Sarah Maltby by her will devised another one fourth of her real estate inherited from her father, to said White in trust for the benefit of Josephine L. Hazelton Hill during her life. The language of the trust was identical with that in favor of Mrs. Beecher, already recited. The language creating this devise in trust being concluded, the testatrix added, "and then and after her decease I give, devise, and bequeath said fourth part to her, the said Josephine's, heirs forever." In the distribution, an undivided one-half interest in both the first and third of the pieces described in the lien were set out to Mr. White under this trust for the benefit of *Page 570 Mrs. Hill, and upon her death to her heirs. The plaintiffs claim that this gift over to the heirs of Mrs. Hill was void as contravening the statute against perpetuities, and that, as Mrs. Beecher is entitled to inherit one fourth of any intestate estate of Sarah Maltby, she is the owner of an undivided one eighth of said first and third pieces, subject to the life estate for the benefit of Mrs. Hill. It is not claimed that Mrs. Beecher has any other interest in these two tracts.

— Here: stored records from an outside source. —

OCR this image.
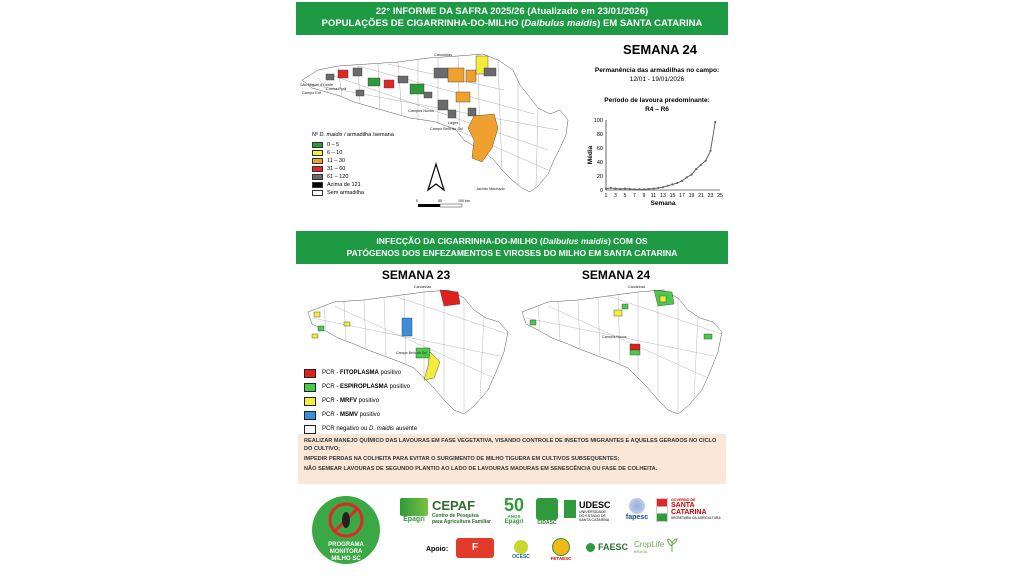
22° INFORME DA SAFRA 2025/26 (Atualizado em 23/01/2026)
POPULAÇÕES DE CIGARRINHA-DO-MILHO (Dalbulus maidis) EM SANTA CATARINA
Canoinhas
São Miguel d'Oeste
Campo Erê
Cunha Porã
Campos Novos
Campo Belo do Sul
Lages
Jacinto Machado
0	50	100 km
Nº D. maidis / armadilha /semana
0 – 5
6 – 10
11 – 30
31 – 60
61 – 120
Acima de 121
Sem armadilha
SEMANA 24
Permanência das armadilhas no campo:
12/01 - 19/01/2026
Período de lavoura predominante:
R4 – R6
0
20
40
60
80
100
1 3 5 7 9 11 13 15 17 19 21 23 25
Semana
Média
INFECÇÃO DA CIGARRINHA-DO-MILHO (Dalbulus maidis) COM OS
PATÓGENOS DOS ENFEZAMENTOS E VIROSES DO MILHO EM SANTA CATARINA
SEMANA 23	SEMANA 24
Canoinhas
Campo Belo do Sul
Canoinhas
Campos Novos
PCR - FITOPLASMA positivo
PCR - ESPIROPLASMA positivo
PCR - MRFV positivo
PCR - MSMV positivo
PCR negativo ou D. maidis ausente

REALIZAR MANEJO QUÍMICO DAS LAVOURAS EM FASE VEGETATIVA, VISANDO CONTROLE DE INSETOS MIGRANTES E AQUELES GERADOS NO CICLO DO CULTIVO;

IMPEDIR PERDAS NA COLHEITA PARA EVITAR O SURGIMENTO DE MILHO TIGUERA EM CULTIVOS SUBSEQUENTES;

NÃO SEMEAR LAVOURAS DE SEGUNDO PLANTIO AO LADO DE LAVOURAS MADURAS EM SENESCÊNCIA OU FASE DE COLHEITA.

PROGRAMA
MONITORA
MILHO SC
Epagri
CEPAF
Centro de Pesquisa
para Agricultura Familiar
50
ANOS
Epagri	CIDASC
UDESC
UNIVERSIDADE
DO ESTADO DE
SANTA CATARINA	fapesc
GOVERNO DE
SANTA
CATARINA
SECRETARIA DA AGRICULTURA
Apoio:	F
OCESC	FETAESC
FAESC CropLife
BRASIL
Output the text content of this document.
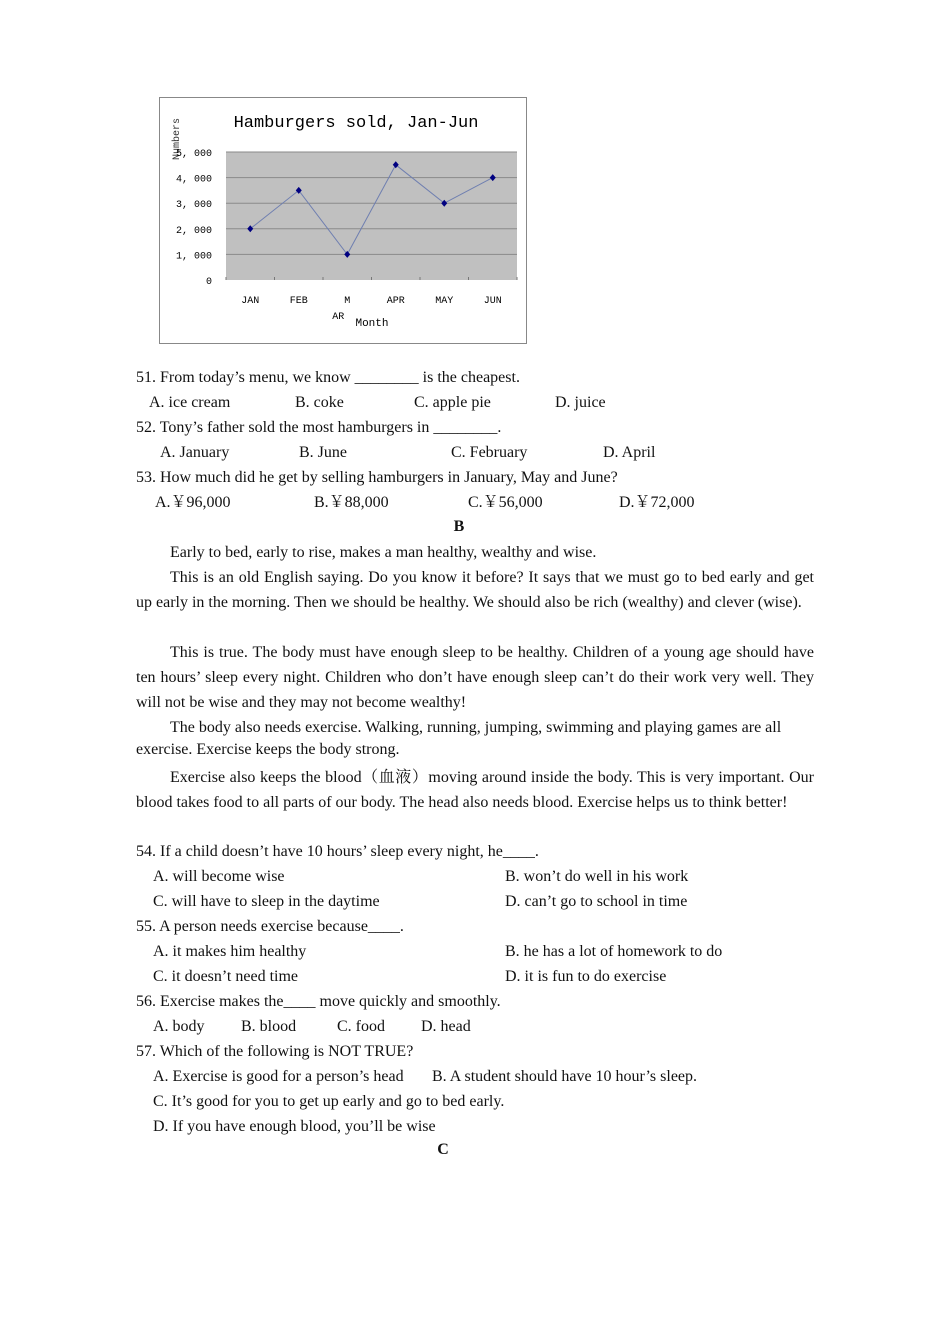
Hamburgers sold, Jan-Jun
Numbers
0
1, 000
2, 000
3, 000
4, 000
5, 000
JAN	FEB	M
AR
APR	MAY	JUN
Month
51. From today’s menu, we know ________ is the cheapest.
A. ice cream	B. coke	C. apple pie	D. juice
52. Tony’s father sold the most hamburgers in ________.
A. January	B. June	C. February	D. April
53. How much did he get by selling hamburgers in January, May and June?
A.￥96,000	B.￥88,000	C.￥56,000	D.￥72,000
B
Early to bed, early to rise, makes a man healthy, wealthy and wise.
This is an old English saying. Do you know it before? It says that we must go to bed early and get up early in the morning. Then we should be healthy. We should also be rich (wealthy) and clever (wise).
This is true. The body must have enough sleep to be healthy. Children of a young age should have ten hours’ sleep every night. Children who don’t have enough sleep can’t do their work very well. They will not be wise and they may not become wealthy!
The body also needs exercise. Walking, running, jumping, swimming and playing games are all
exercise. Exercise keeps the body strong.
Exercise also keeps the blood（血液）moving around inside the body. This is very important. Our blood takes food to all parts of our body. The head also needs blood. Exercise helps us to think better!
54. If a child doesn’t have 10 hours’ sleep every night, he____.
A. will become wise	B. won’t do well in his work
C. will have to sleep in the daytime	D. can’t go to school in time
55. A person needs exercise because____.
A. it makes him healthy	B. he has a lot of homework to do
C. it doesn’t need time	D. it is fun to do exercise
56. Exercise makes the____ move quickly and smoothly.
A. body B. blood	C. food D. head
57. Which of the following is NOT TRUE?
A. Exercise is good for a person’s head B. A student should have 10 hour’s sleep.
C. It’s good for you to get up early and go to bed early.
D. If you have enough blood, you’ll be wise
C
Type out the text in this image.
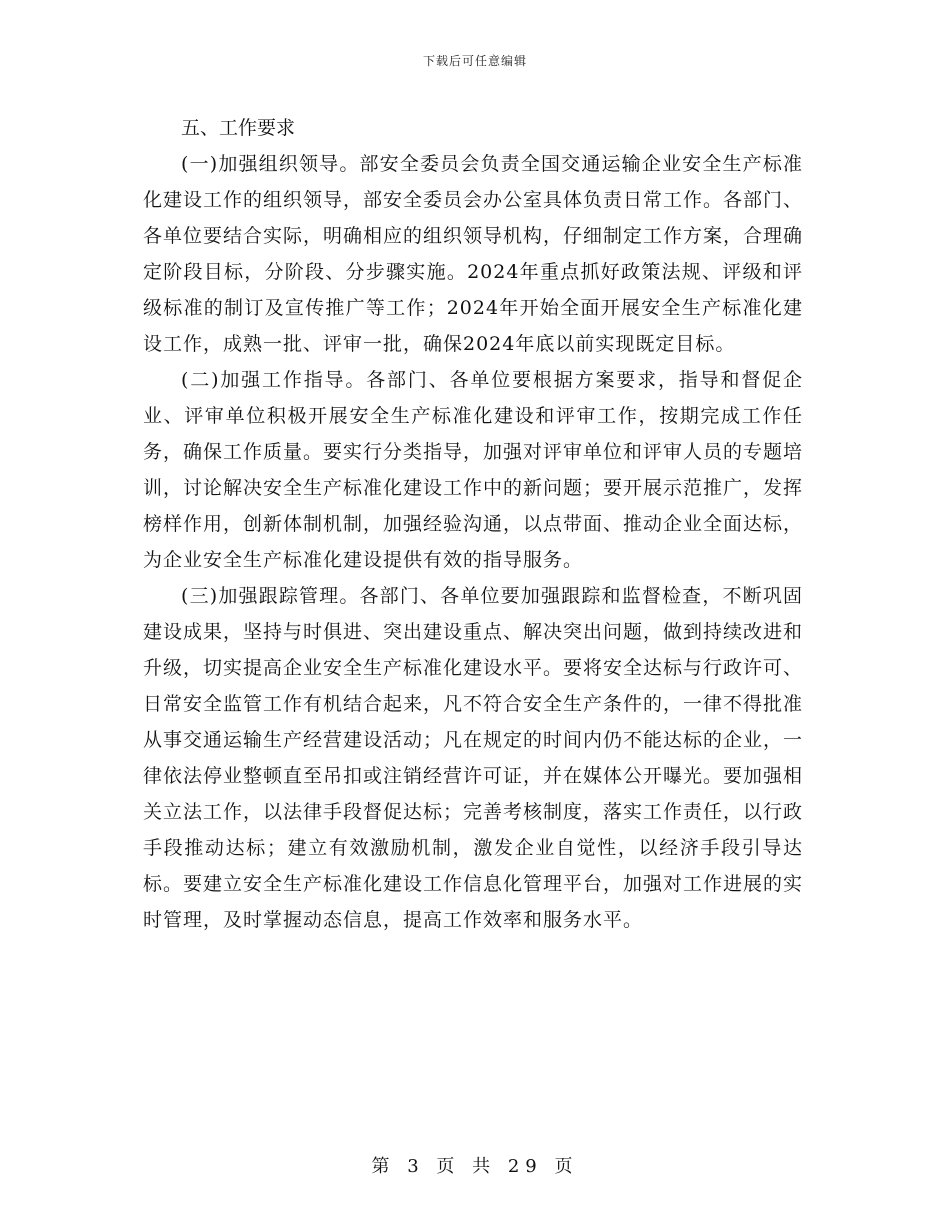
下载后可任意编辑
五、工作要求

(一)加强组织领导。部安全委员会负责全国交通运输企业安全生产标准化建设工作的组织领导，部安全委员会办公室具体负责日常工作。各部门、各单位要结合实际，明确相应的组织领导机构，仔细制定工作方案，合理确定阶段目标，分阶段、分步骤实施。2024年重点抓好政策法规、评级和评级标准的制订及宣传推广等工作；2024年开始全面开展安全生产标准化建设工作，成熟一批、评审一批，确保2024年底以前实现既定目标。

(二)加强工作指导。各部门、各单位要根据方案要求，指导和督促企业、评审单位积极开展安全生产标准化建设和评审工作，按期完成工作任务，确保工作质量。要实行分类指导，加强对评审单位和评审人员的专题培训，讨论解决安全生产标准化建设工作中的新问题；要开展示范推广，发挥榜样作用，创新体制机制，加强经验沟通，以点带面、推动企业全面达标，为企业安全生产标准化建设提供有效的指导服务。

(三)加强跟踪管理。各部门、各单位要加强跟踪和监督检查，不断巩固建设成果，坚持与时俱进、突出建设重点、解决突出问题，做到持续改进和升级，切实提高企业安全生产标准化建设水平。要将安全达标与行政许可、日常安全监管工作有机结合起来，凡不符合安全生产条件的，一律不得批准从事交通运输生产经营建设活动；凡在规定的时间内仍不能达标的企业，一律依法停业整顿直至吊扣或注销经营许可证，并在媒体公开曝光。要加强相关立法工作，以法律手段督促达标；完善考核制度，落实工作责任，以行政手段推动达标；建立有效激励机制，激发企业自觉性，以经济手段引导达标。要建立安全生产标准化建设工作信息化管理平台，加强对工作进展的实时管理，及时掌握动态信息，提高工作效率和服务水平。

第 3 页 共 29 页
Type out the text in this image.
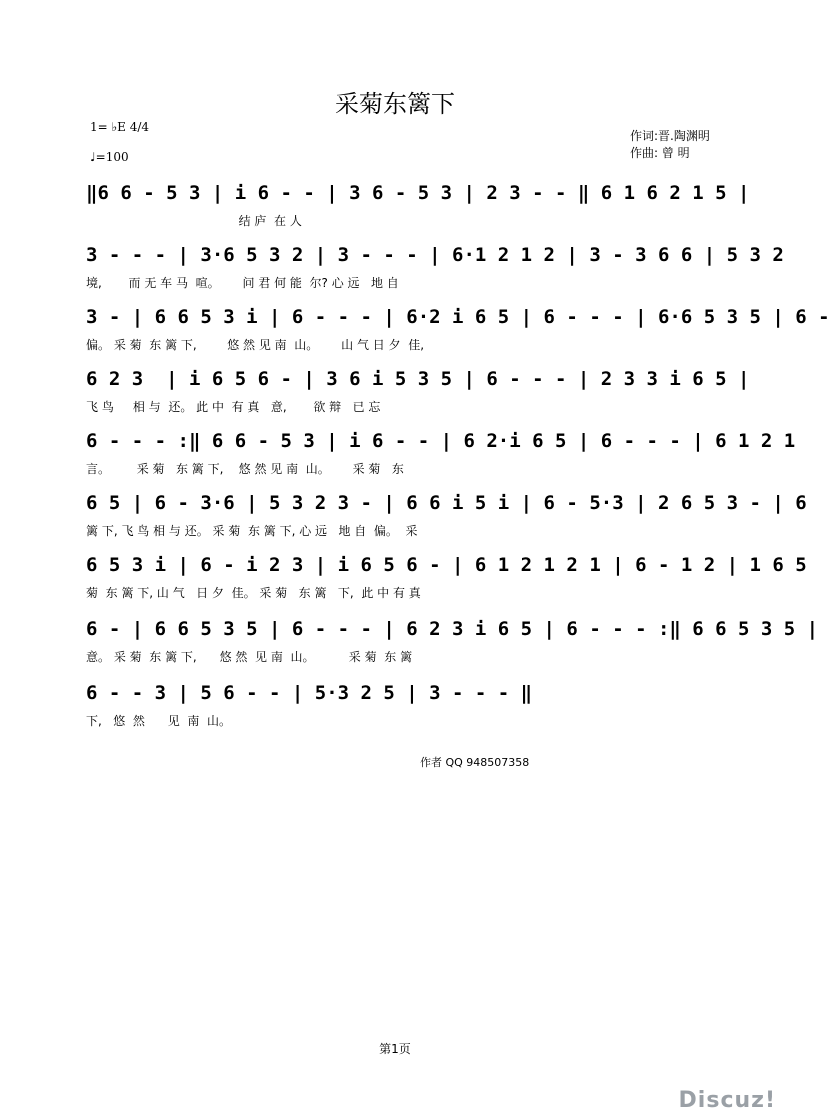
采菊东篱下
1= ♭E 4/4
♩=100
作词:晋.陶渊明
作曲: 曾 明
‖6 6 - 5 3 | i 6 - - | 3 6 - 5 3 | 2 3 - - ‖ 6 1 6 2 1 5 |
结 庐  在 人
3 - - - | 3·6 5 3 2 | 3 - - - | 6·1 2 1 2 | 3 - 3 6 6 | 5 3 2
境,       而 无 车 马  喧。      问 君 何 能  尔? 心 远   地 自
3 - | 6 6 5 3 i | 6 - - - | 6·2 i 6 5 | 6 - - - | 6·6 5 3 5 | 6 -
偏。 采 菊  东 篱 下,        悠 然 见 南  山。      山 气 日 夕  佳,
6 2 3  | i 6 5 6 - | 3 6 i 5 3 5 | 6 - - - | 2 3 3 i 6 5 |
飞 鸟     相 与  还。 此 中  有 真   意,       欲 辩   已 忘
6 - - - :‖ 6 6 - 5 3 | i 6 - - | 6 2·i 6 5 | 6 - - - | 6 1 2 1
言。       采 菊   东 篱 下,    悠 然 见 南  山。      采 菊   东
6 5 | 6 - 3·6 | 5 3 2 3 - | 6 6 i 5 i | 6 - 5·3 | 2 6 5 3 - | 6
篱 下, 飞 鸟 相 与 还。 采 菊  东 篱 下, 心 远   地 自  偏。  采
6 5 3 i | 6 - i 2 3 | i 6 5 6 - | 6 1 2 1 2 1 | 6 - 1 2 | 1 6 5
菊  东 篱 下, 山 气   日 夕  佳。 采 菊   东 篱   下,  此 中 有 真
6 - | 6 6 5 3 5 | 6 - - - | 6 2 3 i 6 5 | 6 - - - :‖ 6 6 5 3 5 |
意。 采 菊  东 篱 下,      悠 然  见 南  山。         采 菊  东 篱
6 - - 3 | 5 6 - - | 5·3 2 5 | 3 - - - ‖
下,   悠  然      见  南  山。
作者 QQ 948507358
第1页
Discuz!
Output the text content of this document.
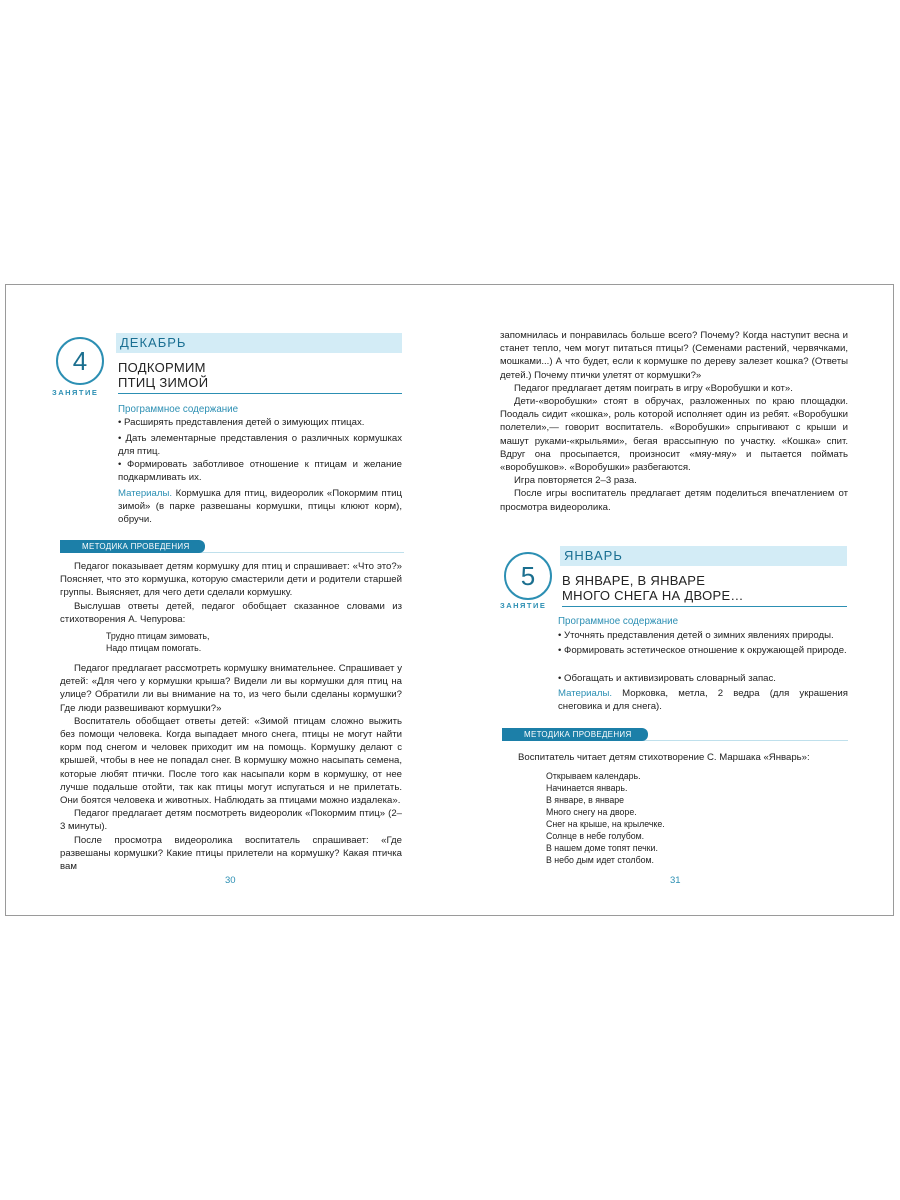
4
ЗАНЯТИЕ
ДЕКАБРЬ
ПОДКОРМИМ
ПТИЦ ЗИМОЙ
Программное содержание
• Расширять представления детей о зимующих птицах.
• Дать элементарные представления о различных кормушках для птиц.
• Формировать заботливое отношение к птицам и желание подкармливать их.
Материалы. Кормушка для птиц, видеоролик «Покормим птиц зимой» (в парке развешаны кормушки, птицы клюют корм), обручи.
МЕТОДИКА ПРОВЕДЕНИЯ

Педагог показывает детям кормушку для птиц и спрашивает: «Что это?» Поясняет, что это кормушка, которую смастерили дети и родители старшей группы. Выясняет, для чего дети сделали кормушку.

Выслушав ответы детей, педагог обобщает сказанное словами из стихотворения А. Чепурова:

Трудно птицам зимовать,
Надо птицам помогать.

Педагог предлагает рассмотреть кормушку внимательнее. Спрашивает у детей: «Для чего у кормушки крыша? Видели ли вы кормушки для птиц на улице? Обратили ли вы внимание на то, из чего были сделаны кормушки? Где люди развешивают кормушки?»

Воспитатель обобщает ответы детей: «Зимой птицам сложно выжить без помощи человека. Когда выпадает много снега, птицы не могут найти корм под снегом и человек приходит им на помощь. Кормушку делают с крышей, чтобы в нее не попадал снег. В кормушку можно насыпать семена, которые любят птички. После того как насыпали корм в кормушку, от нее лучше подальше отойти, так как птицы могут испугаться и не прилетать. Они боятся человека и животных. Наблюдать за птицами можно издалека».

Педагог предлагает детям посмотреть видеоролик «Покормим птиц» (2–3 минуты).

После просмотра видеоролика воспитатель спрашивает: «Где развешаны кормушки? Какие птицы прилетели на кормушку? Какая птичка вам

30

запомнилась и понравилась больше всего? Почему? Когда наступит весна и станет тепло, чем могут питаться птицы? (Семенами растений, червячками, мошками...) А что будет, если к кормушке по дереву залезет кошка? (Ответы детей.) Почему птички улетят от кормушки?»

Педагог предлагает детям поиграть в игру «Воробушки и кот».

Дети-«воробушки» стоят в обручах, разложенных по краю площадки. Поодаль сидит «кошка», роль которой исполняет один из ребят. «Воробушки полетели»,— говорит воспитатель. «Воробушки» спрыгивают с крыши и машут руками-«крыльями», бегая врассыпную по участку. «Кошка» спит. Вдруг она просыпается, произносит «мяу-мяу» и пытается поймать «воробушков». «Воробушки» разбегаются.

Игра повторяется 2–3 раза.

После игры воспитатель предлагает детям поделиться впечатлением от просмотра видеоролика.

5
ЗАНЯТИЕ
ЯНВАРЬ
В ЯНВАРЕ, В ЯНВАРЕ
МНОГО СНЕГА НА ДВОРЕ…
Программное содержание
• Уточнять представления детей о зимних явлениях природы.
• Формировать эстетическое отношение к окружающей природе.
• Обогащать и активизировать словарный запас.
Материалы. Морковка, метла, 2 ведра (для украшения снеговика и для снега).
МЕТОДИКА ПРОВЕДЕНИЯ
Воспитатель читает детям стихотворение С. Маршака «Январь»:
Открываем календарь.
Начинается январь.
В январе, в январе
Много снегу на дворе.
Снег на крыше, на крылечке.
Солнце в небе голубом.
В нашем доме топят печки.
В небо дым идет столбом.
31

It is apparent that a decision upon the claim thus made involves the construction of Sarah Maltby's will, and such construction we are asked to make. The interests involved in such construction are only in part represented in this case. Those adverse to the claim are not represented at all. While it is quite true that any determination we might reach could not adjudicate the questions thus raised, except as affecting the rights of these plaintiffs as against these defendants, we have no disposition to unnecessarily undertake the office of construing the provisions of this will, which was probated and distribution made according thereto more than thirty years ago, in the absence of those representing the interests adverse to the claim made, and upon a statement of facts which is in legal effect an ex parte one. The question presented to us is largely an academic one upon the language of the will. It is not beyond the domain of possibility that facts might exist which would interpolate other considerations into it. Fortunately we have no need to determine the question propounded to us further, at most, than to ascertain whether there is prima facie such ground for the claim made as to justify the plaintiffs' right to a foreclosure of their lien upon this land. It is quite clear that Mrs. Beecher might, upon the facts stated, fairly make the claim to an ownership in this property which has been outlined. The plaintiffs were therefore within their rights in filing their judgment lien, and thus seeking by its foreclosure to appropriate to themselves in satisfaction of their judgment the possible title which the defendants may have in the land in question. The process, if completed, will give the plaintiffs the precise interest which the defendants have, and no more. If they *Page 571 have any interest it is a vested and not a contingent one. If they have one, the plaintiffs will, in the event that there is no redemption, become substituted as the owner in their stead. What this substitution will succeed in giving to them must be left to the results of the controversy between the contending interests when they shall be brought face to face in proper litigation. It is not for us here to decide.
The Superior Court is advised to render judgment of foreclosure in favor of the plaintiffs as prayed for.
Costs in this court will be taxed in favor of the plaintiffs.
In this opinion the other judges concurred.